OpenVZ and XEN virtualization technology insight and comparison
Virtualization is a widely used technology nowadays. A whole set of hosting plans is based on it – the so-called Virtual Private Servers (VPS). Unlike shared hosting, a VPS allows full isolation from other users on the host server. It provides full control over the account (i.e., root access), remote reboots and system restoration.
Two of the most popular virtualization technologies are: Xen and OpenVZ. Let’s have a closer look at these virtualization technologies.
Xen is a virtualization engine for x86, x86-64, Itanium and PowerPC platforms. On a number of processors a paravirtualization technique is applied by Xen. This means that the operating systems run on Xen are modified to achieve high performance on a wide range of hardware architectures, which are initially not intended for virtualization technologies. Below you can find the architecture of Xen:
Xen uses one privileged OS to control the hardware resources. This privileged OS must be a Unix-based one (e.g., Linux, FreeBSD, etc.). In the latest versions of Xen the following OSs can be run as guest ones: Linux, Minix, Plan 9 from Bell Labs, NetBSD, OpenBSD, FreeBSD, OpenSolaris, NetWare, GNU/Hurd/Mach, OZONE.
OpenVZ is an open-source virtualization engine on the x86, x86_64, and IA64 processors. OpenVZ, itself is built on top of Linux. Unlike Xen’s paravirtualization technique, with OpenVZ virtualization the operating environment is virtualized instead of the hardware. Thus, while there is only one operating system kernel, multiple programs run in isolation from each other within the single OS instance. OpenVZ is easily portable across different architectures, since 95 percent of the code is platform-independent. The basic architecture of OpenVZ is shown here:
Differences and Similarities
Both systems present the user with the following benefits:
- increased utilization
- rapid provisioning
- dynamic fault tolerance against software failures (through rapid bootstrapping or rebooting)

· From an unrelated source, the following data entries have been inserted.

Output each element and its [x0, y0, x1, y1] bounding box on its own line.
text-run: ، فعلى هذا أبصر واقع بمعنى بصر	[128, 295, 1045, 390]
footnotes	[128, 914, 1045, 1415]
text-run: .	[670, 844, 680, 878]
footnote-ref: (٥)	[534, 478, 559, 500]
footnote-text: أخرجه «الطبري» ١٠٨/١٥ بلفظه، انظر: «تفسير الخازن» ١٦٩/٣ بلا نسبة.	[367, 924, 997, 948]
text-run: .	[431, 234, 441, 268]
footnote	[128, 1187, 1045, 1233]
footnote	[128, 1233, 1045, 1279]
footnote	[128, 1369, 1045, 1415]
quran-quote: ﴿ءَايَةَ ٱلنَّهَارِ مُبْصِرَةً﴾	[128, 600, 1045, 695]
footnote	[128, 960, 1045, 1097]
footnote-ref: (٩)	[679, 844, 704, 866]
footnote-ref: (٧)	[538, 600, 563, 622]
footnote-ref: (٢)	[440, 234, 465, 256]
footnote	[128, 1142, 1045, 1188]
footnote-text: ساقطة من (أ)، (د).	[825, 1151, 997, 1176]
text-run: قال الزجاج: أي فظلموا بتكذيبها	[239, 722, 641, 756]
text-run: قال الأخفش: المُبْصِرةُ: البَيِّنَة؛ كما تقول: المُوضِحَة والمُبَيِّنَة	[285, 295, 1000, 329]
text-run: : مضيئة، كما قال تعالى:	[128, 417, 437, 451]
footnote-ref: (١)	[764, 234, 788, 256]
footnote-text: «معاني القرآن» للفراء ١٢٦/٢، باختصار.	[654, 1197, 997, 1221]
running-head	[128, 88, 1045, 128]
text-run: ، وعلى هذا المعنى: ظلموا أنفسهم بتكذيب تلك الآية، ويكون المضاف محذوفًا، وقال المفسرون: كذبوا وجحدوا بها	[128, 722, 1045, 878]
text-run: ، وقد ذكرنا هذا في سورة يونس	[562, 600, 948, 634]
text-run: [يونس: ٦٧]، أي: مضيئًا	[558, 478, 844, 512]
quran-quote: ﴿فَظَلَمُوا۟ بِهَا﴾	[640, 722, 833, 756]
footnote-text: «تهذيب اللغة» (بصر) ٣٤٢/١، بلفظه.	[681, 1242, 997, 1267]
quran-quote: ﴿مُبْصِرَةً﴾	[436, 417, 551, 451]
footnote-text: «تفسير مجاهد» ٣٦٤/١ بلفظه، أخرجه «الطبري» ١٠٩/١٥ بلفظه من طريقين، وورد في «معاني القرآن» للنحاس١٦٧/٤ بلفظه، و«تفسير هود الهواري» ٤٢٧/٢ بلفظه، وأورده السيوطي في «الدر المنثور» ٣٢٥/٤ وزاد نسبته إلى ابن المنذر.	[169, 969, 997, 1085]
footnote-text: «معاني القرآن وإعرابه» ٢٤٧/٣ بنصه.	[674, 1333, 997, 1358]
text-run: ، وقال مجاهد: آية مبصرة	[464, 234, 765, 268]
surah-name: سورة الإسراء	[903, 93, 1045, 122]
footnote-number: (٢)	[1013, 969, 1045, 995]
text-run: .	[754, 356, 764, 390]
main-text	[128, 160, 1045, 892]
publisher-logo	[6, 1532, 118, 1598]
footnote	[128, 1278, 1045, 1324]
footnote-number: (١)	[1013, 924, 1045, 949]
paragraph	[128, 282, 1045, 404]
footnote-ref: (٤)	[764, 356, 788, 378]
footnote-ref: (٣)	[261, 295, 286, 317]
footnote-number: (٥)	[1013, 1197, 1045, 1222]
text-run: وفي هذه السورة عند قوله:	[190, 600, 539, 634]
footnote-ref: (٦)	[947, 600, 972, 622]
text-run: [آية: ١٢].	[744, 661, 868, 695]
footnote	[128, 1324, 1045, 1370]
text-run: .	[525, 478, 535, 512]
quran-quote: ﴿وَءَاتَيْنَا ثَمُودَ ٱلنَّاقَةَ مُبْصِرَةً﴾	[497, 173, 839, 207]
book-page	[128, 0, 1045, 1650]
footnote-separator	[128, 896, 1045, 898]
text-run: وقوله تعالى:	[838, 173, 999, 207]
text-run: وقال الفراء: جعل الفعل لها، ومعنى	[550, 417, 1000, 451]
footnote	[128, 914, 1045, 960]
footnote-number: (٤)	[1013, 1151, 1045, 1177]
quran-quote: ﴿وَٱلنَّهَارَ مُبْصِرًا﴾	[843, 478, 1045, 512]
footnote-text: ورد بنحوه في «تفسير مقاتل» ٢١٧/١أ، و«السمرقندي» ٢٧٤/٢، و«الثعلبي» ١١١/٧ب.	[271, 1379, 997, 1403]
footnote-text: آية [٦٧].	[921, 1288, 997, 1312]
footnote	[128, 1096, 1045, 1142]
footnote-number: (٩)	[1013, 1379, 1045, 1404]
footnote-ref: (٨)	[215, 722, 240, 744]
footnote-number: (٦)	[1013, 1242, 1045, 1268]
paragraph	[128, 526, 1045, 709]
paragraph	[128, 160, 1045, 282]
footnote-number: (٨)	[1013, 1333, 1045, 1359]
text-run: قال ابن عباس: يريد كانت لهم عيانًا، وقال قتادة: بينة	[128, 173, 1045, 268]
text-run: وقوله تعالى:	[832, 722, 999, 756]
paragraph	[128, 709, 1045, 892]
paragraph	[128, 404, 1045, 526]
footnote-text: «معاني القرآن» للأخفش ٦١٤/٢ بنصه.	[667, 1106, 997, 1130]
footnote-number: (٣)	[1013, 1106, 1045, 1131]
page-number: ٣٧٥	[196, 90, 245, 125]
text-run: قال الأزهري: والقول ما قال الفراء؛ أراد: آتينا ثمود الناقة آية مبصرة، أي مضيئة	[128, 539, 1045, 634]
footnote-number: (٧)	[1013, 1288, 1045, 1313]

- hardware fault tolerance (through migration of a virtual machine to different hardware)
Additionally, both Xen and OpenVZ provide the ability to securely separate virtual operating systems. However, this feature is implemented through different techniques in these two virtualization solutions. Xen provides full fixed isolation, where the initially assigned quotas are kept throughout the entire functioning period, and additional requests for memory are processed using the swap space on the HDDs. OpenVZ, on the other hand, provides semi-dynamical assignment of resources. Such terms as burstable RAM and resources exist in OpenVZ. Therefore, unlike in case with Xen, VPSs based on OpenVZ may also take advantage of the free resources of the server. This can result in better usage of the resources of the carrier hardware.
The virtualization overhead observed in both OpenVZ and Xen is limited. However, in both cases the performance levels of the virtualized environment, as compared to the real hardware, are of acceptance-quality level. Specific figures depend on a great number of factors and cannot be summed up for the general conclusion.
Unlike OpenVZ, XEN has the ability to support legacy software as well as new OS instances on the same computer. That means that proprietary systems can be installed on a Xen-based carrier without any additional modification if hardware-assisted virtualization is used. OpenVZ provides compatibility only in the frame of the alike kernel such as various distributions of Linux OSs.
Both provide great and relatively equal check pointing and live migration options.
Both engines are based on the Unix OSs, therefore, they have great scalability. For example, in case of OpenVZ which employs a single kernel model, it is as scalable as the Linux kernel. Such kernel supports up to 64 CPUs and up to 64 GB of RAM (on 32-bit with PAE). A single container can scale up to the whole physical system, i.e., use all the CPUs and all the RAM.
The peculiarity of OpenVZ is the mass management support. An administrator (i.e., root) of an OpenVZ physical server (carrier) can see all the running processes and files of all the containers on the system. That makes mass management scenarios possible. In case Xen is used for server consolidation: In order to apply a security update to 10 virtual servers, an administrator is required to log into each one and run an update procedure. Since VPSs are normally intended for different users with their own projects, this is not an issue for Xen-based virtualization. However, the fact that with OpenVZ a simple shell script can update all containers at once greatly eases the management of the entire system.
It is obvious that both XEN and OpenVZ are outstanding virtualization systems and provide a sufficient number of features. Each of the engines is aimed at solving a specific set of tasks, which they successfully do. Xen is a technology mainly aimed at providing the maximum approach to the full virtualization and full separation of virtual machines on the hardware carrier. It is also aimed at supporting the maximum range of existing operating systems. Also, if your software is intensively using CPU memory, then we would advise you to choose XEN virtualization. OpenVZ, on the other hand, is a system specifically aimed at Linux-based virtual environments. It provides good dynamic resource sharing and isolation tools, which leads to higher server utilization figures. In practice, XEN will greatly suit for voip, proxy, vpn servers and unoptimized sites, and OpenVZ will be a good solution for databases and mail servers. Both engines show great performance.